How to make TFLite handle multiple api calls at simultaneously?

Hi all,

I am performing Cloud Cost Optimization on AWS and am currently exploring deployment of TFLite models on AWS t4g instances which use AWS custom ARM chip - Graviton2. They pack ~2x performance for 1/2 cost when compared to t3 instances. I have created a basic deployment container for InceptionNet-v3 pretained on Image-Net (no fine-tuning) using FastApi.

InceptionNet-v3 tflite model is quantized to float16. I have shared the deployment code.

import tflite_runtime.interpreter as tflite
import numpy as np
from PIL import Image
import copy

def load_model(model_path):
    '''
    Used to load the model as a global variable
    '''
    model_interpreter = tflite.Interpreter(model_path)   
    return model_interpreter

def infer(image, model_interpreter):
    '''
    Runs inference on the input image
    '''
    model_interpreter.allocate_tensors()
    input_details = model_interpreter.get_input_details()[0]
    output_details = model_interpreter.get_output_details()[0]
    input = model_interpreter.tensor(input_details["index"])
    output = model_interpreter.tensor(output_details["index"])
 
    image = image.resize(input_details["shape"][1:-1])
    image = np.asarray(image, dtype=np.float32)
    image = np.expand_dims(image, 0)
    image = image/255
   
    input()[:] = image
    model_interpreter.invoke()
    results = copy.deepcopy(output())
    
    return results

When I run my load testing program (written using Locust - a python load testing package), then I don’t see any error till the user count breaches ‘3’. After that I start seeing Runtime error given below:

RuntimeError: There is at least 1 reference to internal data
      in the interpreter in the form of a numpy array or slice.

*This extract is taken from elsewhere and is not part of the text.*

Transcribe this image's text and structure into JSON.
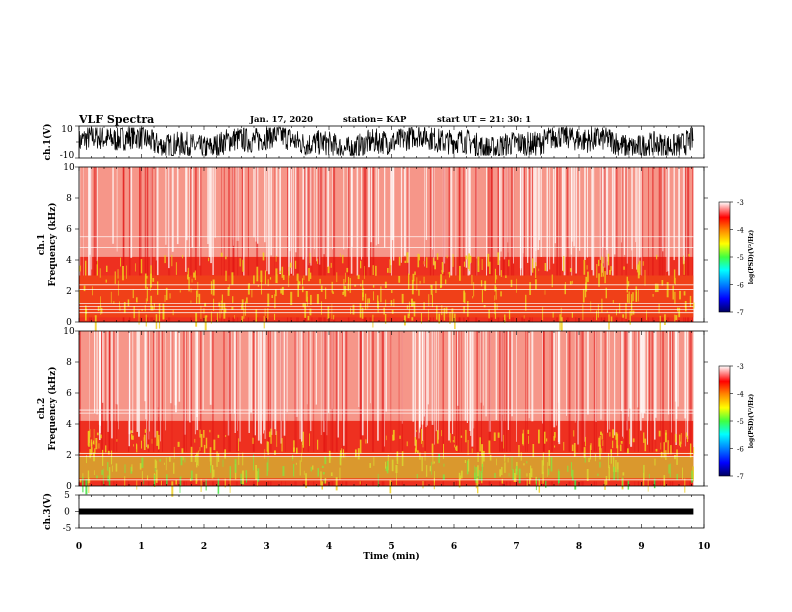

Be sure to
      only hold the function returned from tensor() if you are using raw
      data access.

I don’'t see the error for every request. It is random in nature.

When I placed the model loading codelines inside infer function. I stopped seeing this error. But, this will load a new model everytime. This is fine while the model size is less. But, after sometime, this will contribute a good amount towards the inference time.

Is there a way to solve this random error while having the TFLite model as a global variable?

Thanks.

EDIT:
I tried out signature runners api. I didn’t get the error but, for some reason my docker container kept on exiting without any error. I think, it was because of lack of memory.

Does signature runner create multiple interpreter instances in different threads when the current intrepreter is being run thus using up all the available RAM?

Hi, @Prikmm

I apologize for the delayed response, if you still need help on this issue could you please run the performance benchmark on the model with the --enable_op_profiling=true? It will give much more details.

Please refer official documentation for performance best practices and to confirm, did you try workaround suggested in this stackoverflow thread, if not please give it try once and see is it resolving your issue or not ?

If issue still persists after trying with latest version please let us know with more information and with more information to investigate this issue further from our end ?

Thank you for your cooperation and patience.